SmolVLM - small yet mighty Vision Language Model
read at source ↗ huggingface.co
SmolVLM - small yet mighty Vision Language Model
Source: HuggingFace Date: 2024-11-26 URL: https://huggingface.co/blog/smolvlm
Summary
Model release: SmolVLM — a 2B VLM family (Base, Synthetic, Instruct) designed for on-device and consumer GPU deployment. Apache 2.0 licensed. Architecture: SmolLM2 1.7B backbone, 9x visual compression, SigLIP vision encoder, 16k context. Peak VRAM: 5.02GB (vs Qwen2-VL 2B at 13.7GB). Benchmarks: MMMU 38.8, DocVQA 81.6, TextVQA 72.7 — below Qwen2-VL 2B on accuracy but 7.5-16x faster throughput per token and 3.3-4.5x faster prefill.
Implications
Open-weights ecosystem health. SmolVLM makes vision-language capability deployable on a single consumer GPU for the first time in the HuggingFace family — 5GB VRAM fits on an RTX 3060 12GB or M2 MacBook Pro. The accuracy-vs-speed trade-off (behind Qwen2-VL on benchmarks but 16x faster at generation) is the right one for latency-sensitive applications like agents and interactive demos.

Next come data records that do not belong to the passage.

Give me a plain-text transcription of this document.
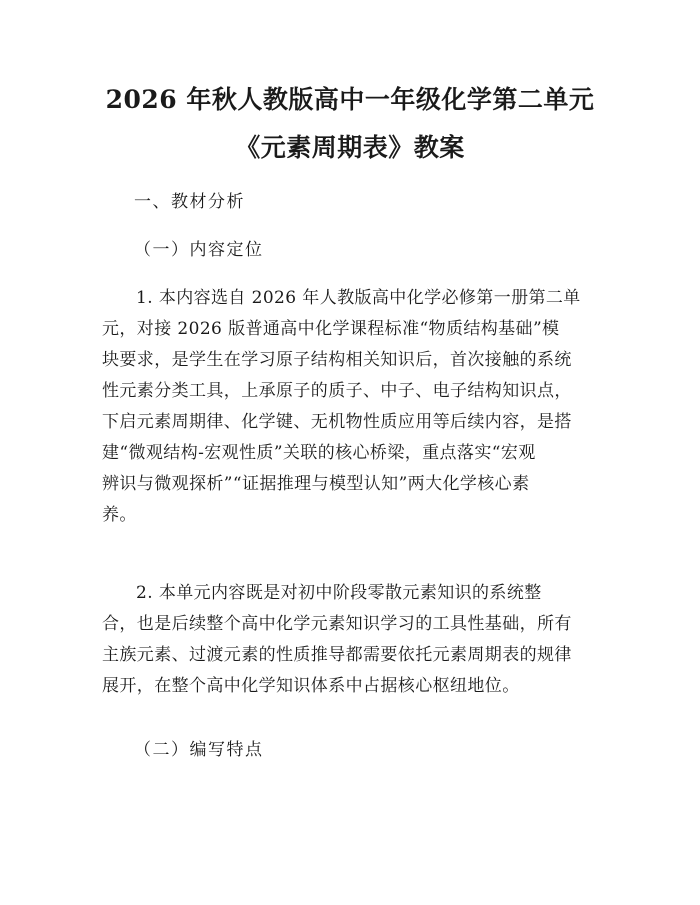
2026 年秋人教版高中一年级化学第二单元
《元素周期表》教案
一、教材分析
（一）内容定位
1. 本内容选自 2026 年人教版高中化学必修第一册第二单
元，对接 2026 版普通高中化学课程标准“物质结构基础”模
块要求，是学生在学习原子结构相关知识后，首次接触的系统
性元素分类工具，上承原子的质子、中子、电子结构知识点，
下启元素周期律、化学键、无机物性质应用等后续内容，是搭
建“微观结构-宏观性质”关联的核心桥梁，重点落实“宏观
辨识与微观探析”“证据推理与模型认知”两大化学核心素
养。
2. 本单元内容既是对初中阶段零散元素知识的系统整
合，也是后续整个高中化学元素知识学习的工具性基础，所有
主族元素、过渡元素的性质推导都需要依托元素周期表的规律
展开，在整个高中化学知识体系中占据核心枢纽地位。
（二）编写特点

Model release cadence. The aggressive visual compression (9x vs Idefics3’s 4x) encoding a single image in 1.2k tokens vs Qwen2-VL’s 16k is the architectural choice that enables the small footprint. This is the design point to watch as the field moves toward multi-image and video inputs at resource-constrained deployment targets — compression rate matters more than absolute accuracy when tokens are the binding constraint.